Jonathan Bush Launches Software Development Platform Company
Jonathan Bush, who stepped down as CEO of ambulatory cloud-based EHR vendor athenahealth in 2018, is back. He has announced $34 million in Series A funding for his new company, Zus Health, noting that it is pronounced “Zeus” like the father of Athena.
Watertown, Mass.-based Zus said it plans to offer tools and capabilities across the “tech stack” in areas including:
• Healthcare Workflows: A growing library of software tools and services for patient relationship management and provider workflow apps, allowing digital health companies to build their own unique experiences and iterate with ease.

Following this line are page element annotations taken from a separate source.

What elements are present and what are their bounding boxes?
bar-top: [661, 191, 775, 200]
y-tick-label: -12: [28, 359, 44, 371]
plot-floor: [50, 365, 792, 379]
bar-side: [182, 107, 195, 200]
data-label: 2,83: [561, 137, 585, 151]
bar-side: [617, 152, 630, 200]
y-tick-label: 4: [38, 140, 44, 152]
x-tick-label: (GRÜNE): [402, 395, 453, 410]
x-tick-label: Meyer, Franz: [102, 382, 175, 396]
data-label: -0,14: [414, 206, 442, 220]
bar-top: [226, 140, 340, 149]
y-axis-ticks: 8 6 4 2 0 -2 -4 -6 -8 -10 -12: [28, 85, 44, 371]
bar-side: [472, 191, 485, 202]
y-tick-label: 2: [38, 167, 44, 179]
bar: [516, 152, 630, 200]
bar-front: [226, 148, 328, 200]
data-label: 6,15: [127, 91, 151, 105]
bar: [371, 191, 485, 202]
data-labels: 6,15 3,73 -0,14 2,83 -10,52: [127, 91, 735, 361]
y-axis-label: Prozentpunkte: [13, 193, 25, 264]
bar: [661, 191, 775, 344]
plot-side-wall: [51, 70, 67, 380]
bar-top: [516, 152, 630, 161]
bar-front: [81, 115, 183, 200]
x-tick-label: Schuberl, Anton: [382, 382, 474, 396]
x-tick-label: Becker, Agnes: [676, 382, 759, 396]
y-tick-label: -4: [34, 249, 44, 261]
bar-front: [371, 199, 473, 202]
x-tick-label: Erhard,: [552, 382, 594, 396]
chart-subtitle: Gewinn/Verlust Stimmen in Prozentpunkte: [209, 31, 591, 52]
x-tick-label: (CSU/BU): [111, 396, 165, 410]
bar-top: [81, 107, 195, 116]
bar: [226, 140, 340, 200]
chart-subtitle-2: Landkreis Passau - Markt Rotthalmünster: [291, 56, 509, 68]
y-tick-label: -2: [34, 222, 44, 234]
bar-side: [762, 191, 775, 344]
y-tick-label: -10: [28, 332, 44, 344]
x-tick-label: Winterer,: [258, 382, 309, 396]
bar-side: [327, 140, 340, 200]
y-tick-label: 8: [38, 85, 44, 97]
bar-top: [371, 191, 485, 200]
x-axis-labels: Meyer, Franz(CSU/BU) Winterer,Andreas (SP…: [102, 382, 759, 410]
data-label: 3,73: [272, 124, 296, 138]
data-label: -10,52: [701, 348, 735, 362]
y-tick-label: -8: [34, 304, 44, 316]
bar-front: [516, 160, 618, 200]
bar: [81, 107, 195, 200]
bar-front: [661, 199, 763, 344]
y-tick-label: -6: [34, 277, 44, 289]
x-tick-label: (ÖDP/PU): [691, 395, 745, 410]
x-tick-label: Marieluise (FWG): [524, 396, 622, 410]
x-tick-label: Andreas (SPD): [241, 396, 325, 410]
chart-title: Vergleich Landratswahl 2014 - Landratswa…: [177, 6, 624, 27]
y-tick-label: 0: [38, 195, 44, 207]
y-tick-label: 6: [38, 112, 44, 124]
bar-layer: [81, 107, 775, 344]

• Data Acquisition and Enrichment: A data aggregation service for pulling together, cleaning and logically joining medical records, claims and other data whose sharing are required. With complete access to codes, data and more, it’s suddenly so much easier to create and maintain a comprehensive understanding of any patient.
• Data Platform: This is what Zus calls the first industrial-strength, multi-tenant health record infrastructure. “A FHIR-native, exhaustively maintained, never overwritten, patient-centric source of truth, it is also paired with the ability for builders to store their own proprietary data in a way that is secure and logically joined to the patient record,” the company said.
• Patient Identity and Control: A unified record giving patients power over their health data, by enabling authority of personal information across disparate sources of their healthcare journey.
The company launched with four builders on its platform including Cityblock Health, Dorsata, Firefly Health and Oak Street Health. The company said these builders will start to use Zus as an “information sidecar” and then proceed to build proprietary apps for consumption and sale over time.
“Created for this magic moment when capital, policy and urgency are colliding all at once, Zus hopes to be an accelerant to the tectonic industry change we are seeing; from creating the means for healthcare’s young builders to share health information on our platform to providing the tools for those same builders to develop their offerings at considerably greater speed and less cost than on their own,” Bush said in a statement. “As more modern-day healthcare companies arrive on the scene each will now benefit from the presence of the other, and the overall health system benefits from the arrival of this next-generation community.”
The Series A financing was led by Andreessen Horowitz. F-Prime Capital, Maverick Ventures, Rock Health, Martin Ventures and Oxeon Investments also participated in the round.